Dynamics of nonminimally coupled scalar field models with generic potentials in FLRW background

TL;DR

This paper analyzes the phase space of nonminimally coupled scalar field models with various potentials in FLRW cosmology, identifying stable de-Sitter solutions and new asymptotic regimes, with implications for cosmic acceleration.

Contribution

It provides a comprehensive phase space analysis of scalar field models with different potentials, revealing new asymptotic behaviors and conditions for stable de-Sitter solutions.

Findings

Stable de-Sitter solutions identified in certain models.

Higgs model satisfies de-Sitter condition but lacks stability.

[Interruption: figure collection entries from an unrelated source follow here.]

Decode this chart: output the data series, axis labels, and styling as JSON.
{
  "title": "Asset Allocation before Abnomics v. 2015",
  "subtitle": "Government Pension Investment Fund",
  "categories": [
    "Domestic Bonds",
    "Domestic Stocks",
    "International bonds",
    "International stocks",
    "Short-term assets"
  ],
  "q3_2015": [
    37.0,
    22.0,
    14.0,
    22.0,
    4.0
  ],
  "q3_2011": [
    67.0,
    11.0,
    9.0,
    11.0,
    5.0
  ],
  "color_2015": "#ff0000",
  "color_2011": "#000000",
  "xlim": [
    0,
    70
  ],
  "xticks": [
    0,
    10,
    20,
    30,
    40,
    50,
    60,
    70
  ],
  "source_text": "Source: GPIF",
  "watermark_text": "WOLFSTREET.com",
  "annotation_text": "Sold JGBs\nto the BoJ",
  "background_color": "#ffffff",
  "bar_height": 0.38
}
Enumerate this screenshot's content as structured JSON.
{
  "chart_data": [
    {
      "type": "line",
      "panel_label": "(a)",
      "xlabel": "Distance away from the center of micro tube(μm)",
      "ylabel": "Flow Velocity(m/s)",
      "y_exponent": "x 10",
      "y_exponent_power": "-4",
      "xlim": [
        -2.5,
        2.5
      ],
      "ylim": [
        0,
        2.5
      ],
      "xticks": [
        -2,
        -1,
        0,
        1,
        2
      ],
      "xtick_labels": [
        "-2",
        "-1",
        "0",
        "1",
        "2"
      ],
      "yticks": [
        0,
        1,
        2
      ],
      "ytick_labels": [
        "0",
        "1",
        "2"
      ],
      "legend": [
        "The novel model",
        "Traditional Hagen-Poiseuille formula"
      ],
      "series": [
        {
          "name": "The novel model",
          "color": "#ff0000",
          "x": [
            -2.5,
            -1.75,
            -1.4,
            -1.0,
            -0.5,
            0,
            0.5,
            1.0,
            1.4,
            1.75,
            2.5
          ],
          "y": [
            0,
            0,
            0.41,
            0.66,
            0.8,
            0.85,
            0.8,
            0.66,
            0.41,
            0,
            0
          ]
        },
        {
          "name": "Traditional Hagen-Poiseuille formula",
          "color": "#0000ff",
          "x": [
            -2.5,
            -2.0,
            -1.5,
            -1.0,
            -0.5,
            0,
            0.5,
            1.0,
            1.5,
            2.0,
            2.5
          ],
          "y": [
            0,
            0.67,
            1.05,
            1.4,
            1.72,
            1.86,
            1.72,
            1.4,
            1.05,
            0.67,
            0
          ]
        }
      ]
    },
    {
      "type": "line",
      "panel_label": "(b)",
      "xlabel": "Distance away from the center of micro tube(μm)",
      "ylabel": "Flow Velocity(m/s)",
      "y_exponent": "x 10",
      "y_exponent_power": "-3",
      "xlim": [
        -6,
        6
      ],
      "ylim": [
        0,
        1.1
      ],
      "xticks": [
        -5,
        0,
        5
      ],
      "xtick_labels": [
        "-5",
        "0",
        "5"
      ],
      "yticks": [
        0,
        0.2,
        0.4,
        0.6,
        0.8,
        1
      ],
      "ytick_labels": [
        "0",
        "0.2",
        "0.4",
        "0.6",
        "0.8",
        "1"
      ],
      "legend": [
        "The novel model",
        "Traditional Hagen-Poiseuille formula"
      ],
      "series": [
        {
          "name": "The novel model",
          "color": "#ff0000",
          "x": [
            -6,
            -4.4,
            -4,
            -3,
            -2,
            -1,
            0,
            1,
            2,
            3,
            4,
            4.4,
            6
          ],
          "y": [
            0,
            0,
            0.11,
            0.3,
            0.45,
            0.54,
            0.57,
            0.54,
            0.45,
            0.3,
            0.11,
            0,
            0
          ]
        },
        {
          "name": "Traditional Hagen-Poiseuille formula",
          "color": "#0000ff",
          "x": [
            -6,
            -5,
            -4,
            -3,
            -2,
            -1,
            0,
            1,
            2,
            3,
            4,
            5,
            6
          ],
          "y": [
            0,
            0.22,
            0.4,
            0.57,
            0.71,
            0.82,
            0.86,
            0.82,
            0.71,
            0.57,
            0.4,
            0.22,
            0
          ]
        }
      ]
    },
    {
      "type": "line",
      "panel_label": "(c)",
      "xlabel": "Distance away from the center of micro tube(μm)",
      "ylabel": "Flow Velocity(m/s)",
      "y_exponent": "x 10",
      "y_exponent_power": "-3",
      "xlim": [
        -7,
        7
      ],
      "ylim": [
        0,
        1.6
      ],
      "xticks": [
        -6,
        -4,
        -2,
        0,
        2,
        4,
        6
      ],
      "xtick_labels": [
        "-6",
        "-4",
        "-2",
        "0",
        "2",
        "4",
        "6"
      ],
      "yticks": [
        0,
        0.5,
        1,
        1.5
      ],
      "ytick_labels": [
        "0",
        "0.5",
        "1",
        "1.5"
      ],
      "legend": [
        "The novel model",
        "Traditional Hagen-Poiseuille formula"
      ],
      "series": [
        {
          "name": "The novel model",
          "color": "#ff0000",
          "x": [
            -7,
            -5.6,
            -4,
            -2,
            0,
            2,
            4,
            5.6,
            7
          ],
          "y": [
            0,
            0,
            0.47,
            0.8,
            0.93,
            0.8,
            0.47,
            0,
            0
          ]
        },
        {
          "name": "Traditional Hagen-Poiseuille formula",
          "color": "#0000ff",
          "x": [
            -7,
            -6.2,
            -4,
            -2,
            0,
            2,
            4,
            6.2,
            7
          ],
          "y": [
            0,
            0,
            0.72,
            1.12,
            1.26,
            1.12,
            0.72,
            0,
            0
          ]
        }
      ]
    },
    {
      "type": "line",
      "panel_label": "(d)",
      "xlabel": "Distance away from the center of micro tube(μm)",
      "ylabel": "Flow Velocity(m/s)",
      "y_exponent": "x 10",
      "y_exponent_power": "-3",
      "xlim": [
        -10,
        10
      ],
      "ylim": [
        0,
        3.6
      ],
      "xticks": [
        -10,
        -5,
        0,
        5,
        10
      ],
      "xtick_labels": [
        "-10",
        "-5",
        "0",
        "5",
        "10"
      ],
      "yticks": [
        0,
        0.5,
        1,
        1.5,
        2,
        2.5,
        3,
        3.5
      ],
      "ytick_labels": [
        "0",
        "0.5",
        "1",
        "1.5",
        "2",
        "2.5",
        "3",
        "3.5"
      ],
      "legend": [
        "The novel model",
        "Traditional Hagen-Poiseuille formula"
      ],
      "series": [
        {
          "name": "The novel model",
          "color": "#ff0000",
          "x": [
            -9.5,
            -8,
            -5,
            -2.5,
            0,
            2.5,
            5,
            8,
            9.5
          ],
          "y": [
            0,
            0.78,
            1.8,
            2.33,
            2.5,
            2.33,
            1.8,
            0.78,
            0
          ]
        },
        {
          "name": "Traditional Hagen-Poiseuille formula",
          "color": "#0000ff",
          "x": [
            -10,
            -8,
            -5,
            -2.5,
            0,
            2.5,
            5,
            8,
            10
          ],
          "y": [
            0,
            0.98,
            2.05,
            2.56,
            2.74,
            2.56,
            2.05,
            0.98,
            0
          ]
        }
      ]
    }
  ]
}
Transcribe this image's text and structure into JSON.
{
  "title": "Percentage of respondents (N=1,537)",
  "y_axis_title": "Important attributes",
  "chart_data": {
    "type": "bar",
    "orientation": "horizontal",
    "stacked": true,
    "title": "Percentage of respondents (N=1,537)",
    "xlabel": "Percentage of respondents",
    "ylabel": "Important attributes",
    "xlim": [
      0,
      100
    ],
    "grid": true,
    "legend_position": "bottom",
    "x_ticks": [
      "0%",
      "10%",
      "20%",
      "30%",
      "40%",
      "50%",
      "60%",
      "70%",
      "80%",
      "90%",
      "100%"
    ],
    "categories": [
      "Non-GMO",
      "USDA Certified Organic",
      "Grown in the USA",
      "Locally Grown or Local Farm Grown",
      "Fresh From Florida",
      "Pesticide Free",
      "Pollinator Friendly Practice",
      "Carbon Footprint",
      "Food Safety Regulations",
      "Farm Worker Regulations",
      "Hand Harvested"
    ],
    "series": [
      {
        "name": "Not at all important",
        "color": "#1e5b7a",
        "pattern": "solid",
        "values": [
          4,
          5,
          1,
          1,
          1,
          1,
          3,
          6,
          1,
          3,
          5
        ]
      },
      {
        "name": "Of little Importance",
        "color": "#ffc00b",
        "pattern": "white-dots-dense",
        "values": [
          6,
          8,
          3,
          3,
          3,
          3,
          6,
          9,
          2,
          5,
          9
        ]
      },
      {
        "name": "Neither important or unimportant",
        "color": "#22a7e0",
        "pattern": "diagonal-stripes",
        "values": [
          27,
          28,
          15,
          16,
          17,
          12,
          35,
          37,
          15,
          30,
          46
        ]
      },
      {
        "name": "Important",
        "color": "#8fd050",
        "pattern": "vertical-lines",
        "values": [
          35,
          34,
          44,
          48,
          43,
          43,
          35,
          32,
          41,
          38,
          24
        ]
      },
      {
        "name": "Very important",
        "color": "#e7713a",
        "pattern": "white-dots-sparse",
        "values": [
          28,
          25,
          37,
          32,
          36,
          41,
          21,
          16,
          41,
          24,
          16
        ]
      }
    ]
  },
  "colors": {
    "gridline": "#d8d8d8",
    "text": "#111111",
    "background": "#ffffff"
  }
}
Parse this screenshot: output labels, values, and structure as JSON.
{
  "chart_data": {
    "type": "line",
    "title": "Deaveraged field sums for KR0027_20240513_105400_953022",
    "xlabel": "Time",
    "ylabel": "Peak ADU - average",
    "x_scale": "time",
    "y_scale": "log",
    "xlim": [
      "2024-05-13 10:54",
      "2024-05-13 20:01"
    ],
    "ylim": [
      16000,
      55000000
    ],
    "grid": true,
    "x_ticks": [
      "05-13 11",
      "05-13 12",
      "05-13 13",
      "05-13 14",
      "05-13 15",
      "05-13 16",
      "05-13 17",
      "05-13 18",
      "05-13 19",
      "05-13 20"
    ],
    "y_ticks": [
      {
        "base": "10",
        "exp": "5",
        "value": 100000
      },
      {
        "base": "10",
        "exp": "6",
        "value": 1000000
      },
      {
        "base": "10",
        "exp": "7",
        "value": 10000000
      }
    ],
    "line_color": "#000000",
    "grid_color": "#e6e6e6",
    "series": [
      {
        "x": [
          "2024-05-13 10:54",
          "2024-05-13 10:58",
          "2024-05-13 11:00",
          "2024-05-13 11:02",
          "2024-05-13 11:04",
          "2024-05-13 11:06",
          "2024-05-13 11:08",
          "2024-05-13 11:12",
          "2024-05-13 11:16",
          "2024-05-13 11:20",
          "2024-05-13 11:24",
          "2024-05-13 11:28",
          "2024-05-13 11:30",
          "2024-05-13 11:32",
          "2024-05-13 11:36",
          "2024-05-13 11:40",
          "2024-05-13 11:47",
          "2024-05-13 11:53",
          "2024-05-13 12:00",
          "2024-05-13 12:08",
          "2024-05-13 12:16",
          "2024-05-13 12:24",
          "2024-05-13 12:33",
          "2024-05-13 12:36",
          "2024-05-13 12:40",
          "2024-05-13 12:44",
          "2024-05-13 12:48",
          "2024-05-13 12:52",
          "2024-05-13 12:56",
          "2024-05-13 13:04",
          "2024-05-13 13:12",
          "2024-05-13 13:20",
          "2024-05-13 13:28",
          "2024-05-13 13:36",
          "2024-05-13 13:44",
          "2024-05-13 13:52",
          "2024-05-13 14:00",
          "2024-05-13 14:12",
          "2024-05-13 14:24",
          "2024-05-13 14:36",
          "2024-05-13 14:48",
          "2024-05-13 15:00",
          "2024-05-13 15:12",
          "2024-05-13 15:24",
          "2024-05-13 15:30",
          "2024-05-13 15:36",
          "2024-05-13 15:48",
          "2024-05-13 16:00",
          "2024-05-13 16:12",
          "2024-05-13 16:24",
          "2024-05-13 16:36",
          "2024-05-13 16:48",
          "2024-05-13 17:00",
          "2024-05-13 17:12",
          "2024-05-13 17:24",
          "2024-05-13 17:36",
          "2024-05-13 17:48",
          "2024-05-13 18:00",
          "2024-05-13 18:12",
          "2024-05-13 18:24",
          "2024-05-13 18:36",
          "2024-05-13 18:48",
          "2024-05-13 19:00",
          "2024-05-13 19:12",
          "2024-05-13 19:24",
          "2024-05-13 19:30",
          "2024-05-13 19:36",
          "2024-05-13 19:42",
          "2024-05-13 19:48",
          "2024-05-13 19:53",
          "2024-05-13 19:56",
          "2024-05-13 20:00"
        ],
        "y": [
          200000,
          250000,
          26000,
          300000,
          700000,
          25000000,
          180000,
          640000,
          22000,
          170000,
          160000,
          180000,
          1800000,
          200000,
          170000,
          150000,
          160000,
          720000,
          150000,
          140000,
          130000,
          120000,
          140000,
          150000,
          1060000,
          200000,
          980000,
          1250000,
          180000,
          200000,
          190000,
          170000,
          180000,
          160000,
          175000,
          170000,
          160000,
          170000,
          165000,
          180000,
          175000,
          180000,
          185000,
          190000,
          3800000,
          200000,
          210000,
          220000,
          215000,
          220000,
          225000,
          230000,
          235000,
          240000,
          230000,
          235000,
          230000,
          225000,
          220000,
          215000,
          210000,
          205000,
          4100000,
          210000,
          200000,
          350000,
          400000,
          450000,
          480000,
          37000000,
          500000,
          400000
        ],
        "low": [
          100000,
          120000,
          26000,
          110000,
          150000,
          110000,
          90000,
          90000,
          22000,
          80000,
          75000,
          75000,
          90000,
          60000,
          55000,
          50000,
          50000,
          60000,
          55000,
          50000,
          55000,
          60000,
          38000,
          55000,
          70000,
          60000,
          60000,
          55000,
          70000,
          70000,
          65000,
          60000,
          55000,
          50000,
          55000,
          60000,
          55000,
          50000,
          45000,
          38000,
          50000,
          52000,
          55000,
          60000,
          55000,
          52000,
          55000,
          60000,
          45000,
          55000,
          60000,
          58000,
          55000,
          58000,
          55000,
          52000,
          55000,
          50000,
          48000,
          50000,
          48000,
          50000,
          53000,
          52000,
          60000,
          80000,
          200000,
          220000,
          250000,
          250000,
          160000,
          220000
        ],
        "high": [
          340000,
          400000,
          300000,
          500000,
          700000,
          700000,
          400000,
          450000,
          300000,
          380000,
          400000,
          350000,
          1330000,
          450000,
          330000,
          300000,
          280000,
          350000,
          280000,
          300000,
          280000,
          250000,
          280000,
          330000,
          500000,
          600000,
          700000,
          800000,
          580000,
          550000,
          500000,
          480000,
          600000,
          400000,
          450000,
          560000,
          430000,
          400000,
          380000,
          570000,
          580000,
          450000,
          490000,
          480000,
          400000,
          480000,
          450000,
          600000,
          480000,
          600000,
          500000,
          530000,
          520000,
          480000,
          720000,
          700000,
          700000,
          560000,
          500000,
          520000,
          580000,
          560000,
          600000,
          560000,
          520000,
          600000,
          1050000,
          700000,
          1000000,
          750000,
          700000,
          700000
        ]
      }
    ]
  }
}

Inverse and inverse square potentials trivially satisfy stable de-Sitter conditions.

Abstract

We study the phase space analysis of a nonminimally coupled scalar field model with different potentials such as KKLT, Higgs, inverse and inverse square. Our investigation brings new asymptotic regimes, and obtains stable de-Sitter solution. In case of KKLT, we do not find stable de-Sitter solution whereas Higgs model satisfies the de-Sitter condition but does not provide a stable de-Sitter solution in usual sense as one of the eigenvalue is zero. We obtain time derivative of Hubble constant $\dot{H}=0$, equation of state $w_{\phi}\simeq -1$, scalar field $\phi=$constant and the positive effective gravitational constant ($G_{eff}>0$), which are missed in our earlier work. Therefore, in case of $F(\phi)R$ coupling with $F(\phi)= 1-\xi\phi^2 $ and the models of inverse and inverse square potentials$-$ a true stable de-Sitter solution is trivially satisfied.